Dear Friends & Eaters,

Hurricane Sandy is howling at the full moon while I am writing. Yesterday I went grocery shopping and the line at Fairway, Citarella and Trader Joe was unbelievable. I never thought I would see bouncers in front of a grocery store as if it was a hot Meatpacking Club. I never thought I would see old ladies fighting over the last whole chicken. But, after buying all the groceries and supplies I needed I came back home to start cooking. The Hurricane Sandy Menu consists of roasted chicken thighs with quinoa and collard greens, chicken cutlets, bacon onion and asiago flatbread and croque monsieur. I may make some arancini just for the heck of it but I am not sure yet….

Comfort Food makes the Hurricane so much more manageable, right? and that’s why I decided to make this Italian Spin on Tarte Alsacienne.  As my husband put it: if you have to spend time with someone during a hurricane, you’d prefer a crazy cook like me.  And when the unstoppable cook meets the unfillable stomach, that is when real memories are made!

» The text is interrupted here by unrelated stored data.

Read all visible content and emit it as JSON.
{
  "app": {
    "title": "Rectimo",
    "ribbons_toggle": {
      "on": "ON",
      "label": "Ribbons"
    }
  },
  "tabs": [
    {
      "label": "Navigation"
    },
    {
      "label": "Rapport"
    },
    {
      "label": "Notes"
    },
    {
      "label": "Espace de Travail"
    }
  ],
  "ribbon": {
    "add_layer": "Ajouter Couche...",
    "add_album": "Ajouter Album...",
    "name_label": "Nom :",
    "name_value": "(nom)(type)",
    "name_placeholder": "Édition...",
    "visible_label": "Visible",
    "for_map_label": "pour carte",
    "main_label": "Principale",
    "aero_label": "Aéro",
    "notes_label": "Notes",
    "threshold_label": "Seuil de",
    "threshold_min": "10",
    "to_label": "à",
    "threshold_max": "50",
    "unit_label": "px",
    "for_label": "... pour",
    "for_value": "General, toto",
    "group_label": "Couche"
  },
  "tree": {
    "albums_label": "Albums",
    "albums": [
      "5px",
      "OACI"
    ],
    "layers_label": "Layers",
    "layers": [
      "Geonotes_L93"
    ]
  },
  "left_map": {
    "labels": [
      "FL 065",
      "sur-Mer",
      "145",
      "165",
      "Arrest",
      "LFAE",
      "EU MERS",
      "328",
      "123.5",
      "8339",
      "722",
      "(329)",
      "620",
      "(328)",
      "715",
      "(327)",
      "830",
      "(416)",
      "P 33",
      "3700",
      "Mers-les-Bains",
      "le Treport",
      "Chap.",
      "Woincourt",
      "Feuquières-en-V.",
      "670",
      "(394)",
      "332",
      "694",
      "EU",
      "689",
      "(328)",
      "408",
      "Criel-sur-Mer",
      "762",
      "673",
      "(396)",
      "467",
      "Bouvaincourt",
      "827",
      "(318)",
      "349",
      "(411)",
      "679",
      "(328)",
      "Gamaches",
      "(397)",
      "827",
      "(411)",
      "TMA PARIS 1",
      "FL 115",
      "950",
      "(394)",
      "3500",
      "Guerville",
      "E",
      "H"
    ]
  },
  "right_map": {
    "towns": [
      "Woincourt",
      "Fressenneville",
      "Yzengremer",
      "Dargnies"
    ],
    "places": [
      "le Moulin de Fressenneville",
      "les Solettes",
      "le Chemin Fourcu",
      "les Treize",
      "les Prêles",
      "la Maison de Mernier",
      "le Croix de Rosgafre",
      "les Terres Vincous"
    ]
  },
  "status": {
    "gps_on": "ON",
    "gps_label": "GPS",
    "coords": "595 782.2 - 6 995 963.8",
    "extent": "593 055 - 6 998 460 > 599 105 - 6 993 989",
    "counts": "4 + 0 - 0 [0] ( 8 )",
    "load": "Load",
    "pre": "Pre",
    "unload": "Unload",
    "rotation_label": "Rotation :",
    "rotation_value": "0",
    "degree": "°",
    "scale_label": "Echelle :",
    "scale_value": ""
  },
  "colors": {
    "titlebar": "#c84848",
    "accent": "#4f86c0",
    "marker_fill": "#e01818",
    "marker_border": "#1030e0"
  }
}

This recipe is perfect for entertaining and it is a real crowd pleaser especially when it comes out of a hot oven! You can make it into individual pies and serve it in your bread basket for dinner or brunch.

For the Flatbread:

  •  4 cups of whole wheat flour
  • 1 bag of dry active yeast
  • 1 1/2 cups of warm water
  • 1 cup of EVOO
  • 2 tbsp of salt
  • 1 tbsp sugar


For the Topping:

  • 2 medium white onions, sliced
  • thyme
  • pancetta, cubed
  • 1/2 cups white wine
  • 2 cups of asiago cheese

For the Flatbread:

To proof the yeast place water, dry active yeast and sugar in a bowl and wait until the mixture creates a foam un the surface.  Place all dry ingredients in a bowl, then add the water and yeast mixture and the oil.  Knead the dough until it comes together. Cover the bowl and let the dough rise until it is doubled.  deflate the dough by punching it.  Roll the dough on a baking sheet lined with parchment paper. Preheat the oven at 400F.


For the Topping:

In a pan over medium heat, sauté the pancetta with the onions and the thyme. When the fat of the pancetta is rendered and the onions start to caramelize, deglaze the pan with the wine.  Keep cooking, stirring every 5 minutes until the onions are brown and the pancetta is crispy but the mixture is still moist.

Place the onion pancetta mixture on the dough and sprinkle the asiago on top.  Bake until the dough is cooked and the cheese is melted (about 15 minutes).